Sometimes, things which seemed like such a good idea in the fraught wee hours, don’t seem so bold and bright when you wake to the slim grey fingers of dawn slipping through your curtains.
But this isn’t about that.
After a troublesome, semi-sleepless night, I dreamed of walking through anonymous, unfamiliar, urban parkland, accompanied by a clever boy and surrounded by many other people. It seemed a busy park. At some point I realised, as you only can in dreams, that the ground was covered with lizards, broken and dying. They looked like chameleons, and perhaps they were, because the livings ones were a beautiful, vibrant green, while the dying and the dead ranged through an autumnal spectrum of yellows, oranges and ashen browns. Their sizes also varied, from smaller than a baby’s pinkie finger to as large as your foot, and a lot of them had bits missing.
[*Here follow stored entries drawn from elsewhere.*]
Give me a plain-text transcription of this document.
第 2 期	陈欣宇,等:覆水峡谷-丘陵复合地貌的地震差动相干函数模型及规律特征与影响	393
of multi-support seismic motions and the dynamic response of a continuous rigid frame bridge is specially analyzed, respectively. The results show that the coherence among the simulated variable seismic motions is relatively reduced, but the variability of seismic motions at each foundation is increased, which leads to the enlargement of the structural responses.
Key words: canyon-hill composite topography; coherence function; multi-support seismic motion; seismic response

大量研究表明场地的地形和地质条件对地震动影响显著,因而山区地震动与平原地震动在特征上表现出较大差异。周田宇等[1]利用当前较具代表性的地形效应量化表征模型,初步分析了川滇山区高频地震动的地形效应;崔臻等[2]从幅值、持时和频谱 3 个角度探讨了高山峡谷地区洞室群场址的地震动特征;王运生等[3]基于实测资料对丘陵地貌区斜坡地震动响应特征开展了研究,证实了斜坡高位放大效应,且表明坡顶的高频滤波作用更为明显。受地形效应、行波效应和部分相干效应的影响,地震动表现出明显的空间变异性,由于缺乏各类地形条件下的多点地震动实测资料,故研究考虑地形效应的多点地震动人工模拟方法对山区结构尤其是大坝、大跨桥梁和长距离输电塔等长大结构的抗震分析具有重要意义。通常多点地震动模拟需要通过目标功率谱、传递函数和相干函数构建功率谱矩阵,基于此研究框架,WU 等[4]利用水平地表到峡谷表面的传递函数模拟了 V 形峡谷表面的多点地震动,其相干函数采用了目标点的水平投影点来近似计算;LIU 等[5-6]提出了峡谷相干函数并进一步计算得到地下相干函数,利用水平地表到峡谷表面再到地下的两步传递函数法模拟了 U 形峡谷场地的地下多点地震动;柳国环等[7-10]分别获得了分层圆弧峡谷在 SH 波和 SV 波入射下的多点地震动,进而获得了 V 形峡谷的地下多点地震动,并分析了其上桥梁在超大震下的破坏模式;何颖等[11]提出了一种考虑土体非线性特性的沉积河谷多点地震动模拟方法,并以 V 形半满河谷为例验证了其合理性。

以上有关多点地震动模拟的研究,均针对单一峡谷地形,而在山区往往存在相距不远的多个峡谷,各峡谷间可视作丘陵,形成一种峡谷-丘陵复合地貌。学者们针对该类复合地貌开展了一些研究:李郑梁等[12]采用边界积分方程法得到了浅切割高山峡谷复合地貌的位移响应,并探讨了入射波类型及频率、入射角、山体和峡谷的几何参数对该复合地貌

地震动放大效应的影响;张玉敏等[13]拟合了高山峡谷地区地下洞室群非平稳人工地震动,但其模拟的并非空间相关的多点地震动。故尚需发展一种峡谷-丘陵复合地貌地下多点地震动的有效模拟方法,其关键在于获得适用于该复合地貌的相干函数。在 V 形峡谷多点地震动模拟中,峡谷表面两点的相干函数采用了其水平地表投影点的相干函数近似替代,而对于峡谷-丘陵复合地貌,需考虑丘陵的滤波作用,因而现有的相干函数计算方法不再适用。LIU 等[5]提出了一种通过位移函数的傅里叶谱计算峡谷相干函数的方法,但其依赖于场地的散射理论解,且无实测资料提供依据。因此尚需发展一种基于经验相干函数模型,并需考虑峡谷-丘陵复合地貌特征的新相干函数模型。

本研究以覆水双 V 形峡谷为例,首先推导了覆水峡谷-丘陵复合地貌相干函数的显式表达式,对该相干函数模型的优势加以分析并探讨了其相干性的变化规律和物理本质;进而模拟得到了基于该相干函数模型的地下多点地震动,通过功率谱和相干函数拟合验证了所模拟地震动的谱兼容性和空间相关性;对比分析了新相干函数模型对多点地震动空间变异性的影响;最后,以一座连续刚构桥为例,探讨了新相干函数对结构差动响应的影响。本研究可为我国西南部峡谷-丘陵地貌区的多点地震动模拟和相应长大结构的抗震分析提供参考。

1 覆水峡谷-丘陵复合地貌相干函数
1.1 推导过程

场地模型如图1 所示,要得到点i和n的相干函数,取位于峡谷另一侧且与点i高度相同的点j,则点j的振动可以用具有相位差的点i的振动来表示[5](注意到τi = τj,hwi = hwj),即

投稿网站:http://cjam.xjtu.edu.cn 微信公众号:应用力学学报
Legs, tails, the little frills on their back. The living ones looked up at me with their bright, black eyes and gasped.
They lay like fallen leaves, carpeting the ground, and everyone was walking on them, nonchanlantly crunching little reptilian bones beneath joggers and sandals and boots.
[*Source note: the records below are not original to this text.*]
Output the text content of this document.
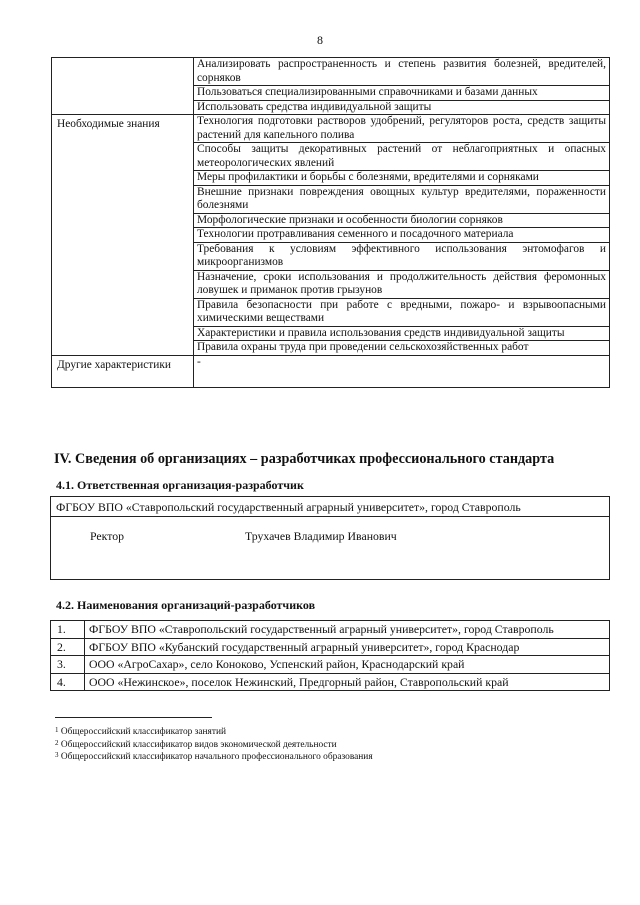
8
	Анализировать распространенность и степень развития болезней, вредителей, сорняков
	Пользоваться специализированными справочниками и базами данных
	Использовать средства индивидуальной защиты
Необходимые знания	Технология подготовки растворов удобрений, регуляторов роста, средств защиты растений для капельного полива
	Способы защиты декоративных растений от неблагоприятных и опасных метеорологических явлений
	Меры профилактики и борьбы с болезнями, вредителями и сорняками
	Внешние признаки повреждения овощных культур вредителями, пораженности болезнями
	Морфологические признаки и особенности биологии сорняков
	Технологии протравливания семенного и посадочного материала
	Требования к условиям эффективного использования энтомофагов и микроорганизмов
	Назначение, сроки использования и продолжительность действия феромонных ловушек и приманок против грызунов
	Правила безопасности при работе с вредными, пожаро- и взрывоопасными химическими веществами
	Характеристики и правила использования средств индивидуальной защиты
	Правила охраны труда при проведении сельскохозяйственных работ
Другие характеристики	-
IV. Сведения об организациях – разработчиках профессионального стандарта
4.1. Ответственная организация-разработчик
ФГБОУ ВПО «Ставропольский государственный аграрный университет», город Ставрополь
Ректор	Трухачев Владимир Иванович
4.2. Наименования организаций-разработчиков
1.	ФГБОУ ВПО «Ставропольский государственный аграрный университет», город Ставрополь
2.	ФГБОУ ВПО «Кубанский государственный аграрный университет», город Краснодар
3.	ООО «АгроСахар», село Коноково, Успенский район, Краснодарский край
4.	ООО «Нежинское», поселок Нежинский, Предгорный район, Ставропольский край
$^1$ Общероссийский классификатор занятий
$^2$ Общероссийский классификатор видов экономической деятельности
$^3$ Общероссийский классификатор начального профессионального образования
I couldn’t move. Tried to pick out gaps to tiptoe between them, or at least between the ones still living, but it was impossible. There were so many of them. I stood there, helpless to save them, helpless to stop everyone else from stepping on them.
I called out to the clever boy, who had gone on ahead, and pointed to the ground. "We can’t move," I said to him. "We can’t just walk on them."
He grew irritated at that, and came back to yank at my hand. "Come on," he said. "They’re only lizards."